Очень возможно, что успех его "привитой программы" позднее подтолкнул Бора

к мысли, что противоречия в основаниях исследовательской программы могут и

даже должны быть возведены в принцип, что такие противоречия не должны

слишком заботить исследователя, что к ним можно просто привыкнуть. В 1922

г. Н. Бор пытался снизить стандарты научного критицизма: "Самое большее,

чего можно требовать от теории [т. е. программы], - чтобы [устанавливаемые

ею] классификации могли быть продвинуты достаточно далеко, с тем, что

область наблюдаемого расширялась бы предсказаниями новых явлений". (167)
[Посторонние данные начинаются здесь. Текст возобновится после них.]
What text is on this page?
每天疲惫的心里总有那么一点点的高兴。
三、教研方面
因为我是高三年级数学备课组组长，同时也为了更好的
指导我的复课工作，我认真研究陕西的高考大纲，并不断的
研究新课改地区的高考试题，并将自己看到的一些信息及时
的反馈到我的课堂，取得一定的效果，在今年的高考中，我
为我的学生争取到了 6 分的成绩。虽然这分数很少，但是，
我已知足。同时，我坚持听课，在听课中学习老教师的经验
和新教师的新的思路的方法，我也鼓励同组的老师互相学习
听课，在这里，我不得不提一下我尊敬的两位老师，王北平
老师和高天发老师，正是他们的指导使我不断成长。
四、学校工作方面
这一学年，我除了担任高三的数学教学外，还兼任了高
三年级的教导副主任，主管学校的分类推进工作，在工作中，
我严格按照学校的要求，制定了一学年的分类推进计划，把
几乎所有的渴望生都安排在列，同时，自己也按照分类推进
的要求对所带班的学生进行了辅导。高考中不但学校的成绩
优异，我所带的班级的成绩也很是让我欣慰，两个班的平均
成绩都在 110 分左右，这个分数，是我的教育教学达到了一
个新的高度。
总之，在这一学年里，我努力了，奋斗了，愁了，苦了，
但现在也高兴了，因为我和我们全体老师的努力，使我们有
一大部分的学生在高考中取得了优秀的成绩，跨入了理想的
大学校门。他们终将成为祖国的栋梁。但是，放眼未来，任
(Это высказывание Бора напоминает фразу Даламбера, обнаружившего

противоречивость оснований исчисления бесконечно малых величин: "Allez en

avant et la foi vous viendra"*. Маргенау замечает: "Можно понять тех, кто

воодушевляясь успехами теории, закрывает глаза на уродство ее архитектуры;

атомная теория Бора - это башенка в стиле барокко на готическом основании

классической электродинамики". (168) Однако в действительности эти

архитектурные "уродства" ни для кого не были "тайной", все видели их, но

сознательно игнорировали - кто в большей, кто в меньшей степени - пока

программа развивалась прогрессивно. (169) С точки зрения методологии

исследовательских программ, такое отношение рационально, но только до того

момента, когда стадия прогресса заканчивается: после этого апологетика

"уродства" становится иррациональной.


Надо отметить, что в 30-40 гг. Бор отказался от требования "новизны

явлений" и был готов признать "единственной возможностью согласовывать

многообразный материал из области атомных явлений, накапливавшийся день ото

дня при исследовании этой новой отрасли знаний". (170) Это означает, что

Бор отступил на позицию "спасения явлений", в то время как Эйнштейн

саркастически подчеркивал, что "нет такой теории, символы которой кто-то не

смог бы подходящим способом увязать с наблюдаемыми величинами".) (171)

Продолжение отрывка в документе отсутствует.